In the adjacent stable turned studio—its wide white doors flung open—Picasso often carved plaster and soldered iron. César’s works referenced this history through an ensemble of rough plaster sculptures and welded-bronze silhouettes, principally produced in 1980, which were set on wooden stools or plinths and backgrounded by craggy stone walls. Several sculptures portray Picasso’s countenance; others incarnate animalia tied to his pictorial universe. These were joined by a 1995 “Compression” piece and a nineteenth-century chair fashioned from animal horns that the artist owned.
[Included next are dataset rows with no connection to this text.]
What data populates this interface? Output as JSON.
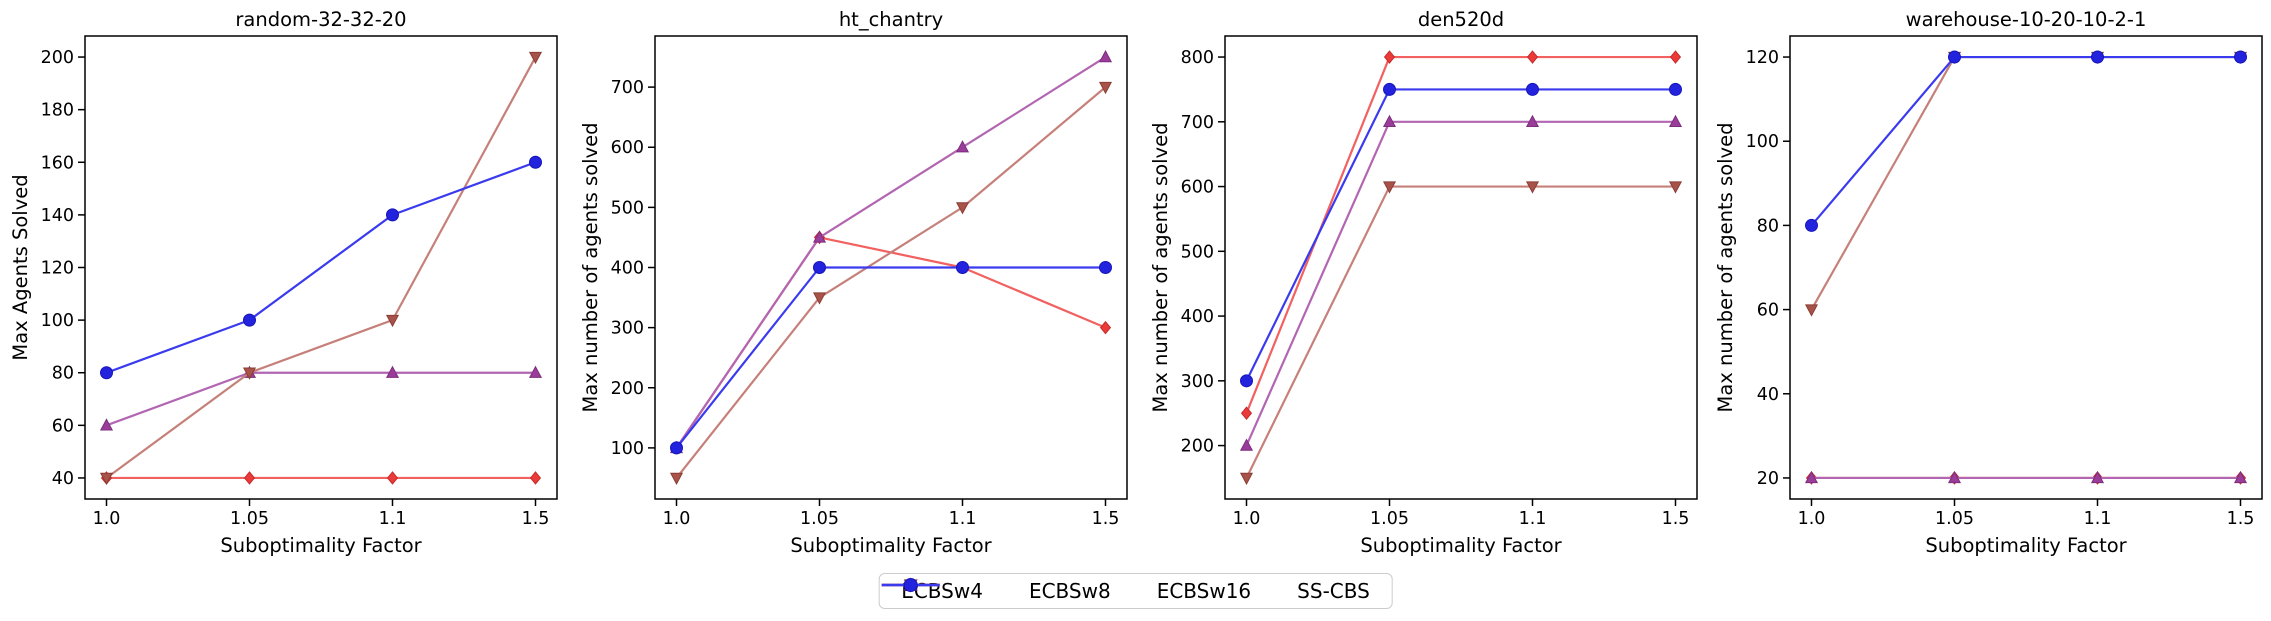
{
  "figure": {
    "background": "#ffffff",
    "axis_color": "#000000",
    "legend": {
      "position": "bottom-center",
      "entries": [
        {
          "label": "ECBSw4"
        },
        {
          "label": "ECBSw8"
        },
        {
          "label": "ECBSw16"
        },
        {
          "label": "SS-CBS"
        }
      ]
    },
    "series_styles": {
      "ECBSw4": {
        "marker": "diamond",
        "line_color": "#f26060",
        "marker_fill": "#ea3a3a",
        "marker_edge": "#c62b2b"
      },
      "ECBSw8": {
        "marker": "triangle-up",
        "line_color": "#b266b2",
        "marker_fill": "#9a3d9a",
        "marker_edge": "#7c2d7c"
      },
      "ECBSw16": {
        "marker": "triangle-down",
        "line_color": "#c6807a",
        "marker_fill": "#a8534a",
        "marker_edge": "#8a3d35"
      },
      "SS-CBS": {
        "marker": "circle",
        "line_color": "#3a3aee",
        "marker_fill": "#2323dd",
        "marker_edge": "#1515bb"
      }
    }
  },
  "chart_data": [
    {
      "type": "line",
      "title": "random-32-32-20",
      "xlabel": "Suboptimality Factor",
      "ylabel": "Max Agents Solved",
      "x_tick_labels": [
        "1.0",
        "1.05",
        "1.1",
        "1.5"
      ],
      "x_values": [
        1.0,
        1.05,
        1.1,
        1.5
      ],
      "x_spacing": "equal",
      "yticks": [
        40,
        60,
        80,
        100,
        120,
        140,
        160,
        180,
        200
      ],
      "ylim": [
        32,
        208
      ],
      "grid": false,
      "series": [
        {
          "name": "ECBSw4",
          "values": [
            40,
            40,
            40,
            40
          ]
        },
        {
          "name": "ECBSw8",
          "values": [
            60,
            80,
            80,
            80
          ]
        },
        {
          "name": "ECBSw16",
          "values": [
            40,
            80,
            100,
            200
          ]
        },
        {
          "name": "SS-CBS",
          "values": [
            80,
            100,
            140,
            160
          ]
        }
      ]
    },
    {
      "type": "line",
      "title": "ht_chantry",
      "xlabel": "Suboptimality Factor",
      "ylabel": "Max number of agents solved",
      "x_tick_labels": [
        "1.0",
        "1.05",
        "1.1",
        "1.5"
      ],
      "x_values": [
        1.0,
        1.05,
        1.1,
        1.5
      ],
      "x_spacing": "equal",
      "yticks": [
        100,
        200,
        300,
        400,
        500,
        600,
        700
      ],
      "ylim": [
        15,
        785
      ],
      "grid": false,
      "series": [
        {
          "name": "ECBSw4",
          "values": [
            100,
            450,
            400,
            300
          ]
        },
        {
          "name": "ECBSw8",
          "values": [
            100,
            450,
            600,
            750
          ]
        },
        {
          "name": "ECBSw16",
          "values": [
            50,
            350,
            500,
            700
          ]
        },
        {
          "name": "SS-CBS",
          "values": [
            100,
            400,
            400,
            400
          ]
        }
      ]
    },
    {
      "type": "line",
      "title": "den520d",
      "xlabel": "Suboptimality Factor",
      "ylabel": "Max number of agents solved",
      "x_tick_labels": [
        "1.0",
        "1.05",
        "1.1",
        "1.5"
      ],
      "x_values": [
        1.0,
        1.05,
        1.1,
        1.5
      ],
      "x_spacing": "equal",
      "yticks": [
        200,
        300,
        400,
        500,
        600,
        700,
        800
      ],
      "ylim": [
        117.5,
        832.5
      ],
      "grid": false,
      "series": [
        {
          "name": "ECBSw4",
          "values": [
            250,
            800,
            800,
            800
          ]
        },
        {
          "name": "ECBSw8",
          "values": [
            200,
            700,
            700,
            700
          ]
        },
        {
          "name": "ECBSw16",
          "values": [
            150,
            600,
            600,
            600
          ]
        },
        {
          "name": "SS-CBS",
          "values": [
            300,
            750,
            750,
            750
          ]
        }
      ]
    },
    {
      "type": "line",
      "title": "warehouse-10-20-10-2-1",
      "xlabel": "Suboptimality Factor",
      "ylabel": "Max number of agents solved",
      "x_tick_labels": [
        "1.0",
        "1.05",
        "1.1",
        "1.5"
      ],
      "x_values": [
        1.0,
        1.05,
        1.1,
        1.5
      ],
      "x_spacing": "equal",
      "yticks": [
        20,
        40,
        60,
        80,
        100,
        120
      ],
      "ylim": [
        15,
        125
      ],
      "grid": false,
      "series": [
        {
          "name": "ECBSw4",
          "values": [
            20,
            20,
            20,
            20
          ]
        },
        {
          "name": "ECBSw8",
          "values": [
            20,
            20,
            20,
            20
          ]
        },
        {
          "name": "ECBSw16",
          "values": [
            60,
            120,
            120,
            120
          ]
        },
        {
          "name": "SS-CBS",
          "values": [
            80,
            120,
            120,
            120
          ]
        }
      ]
    }
  ]
}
Of César’s works on display here, the one with the most striking placement was Hayon Corail (Coral Tailgate), 1986, a compressed fragment of a red hatchback automobile—one of many such knocked-around race cars too mangled to be salvaged that César recuperated from Peugeot and used as source material. The piece was hung like a holy relic above the altar of the estate’s thirteenth-century chapel. Its sheer brashness amid the hushed, meditative space (demurely ornamented with stained-glass windows; flaking paintings of biblical scenes; low, rush-seated chairs; and a wooden confessional) is what rendered it so impactful. In this way, the work aptly honored the spirit of Picasso, whose experiments jostled and transformed the parameters of formal and conceptual propriety.
Three more of César’s works were presented at Musée national Picasso-Paris in the Marais. César’s Centaure—dreamed up in 1976 and produced thereafter in multiple versions and scales, here in welded bronze from 1983—was placed atop the dramatic staircase of the hôtel particulier the museum occupies. César pushed the hybridity of the mythological horse/man creature further: He visibly replicated his own facial traits, but with a mask of Picasso’s visage hoisted, visor-like, above the forehead, highlighting how one artist’s creative saga hinges on his predecessor’s.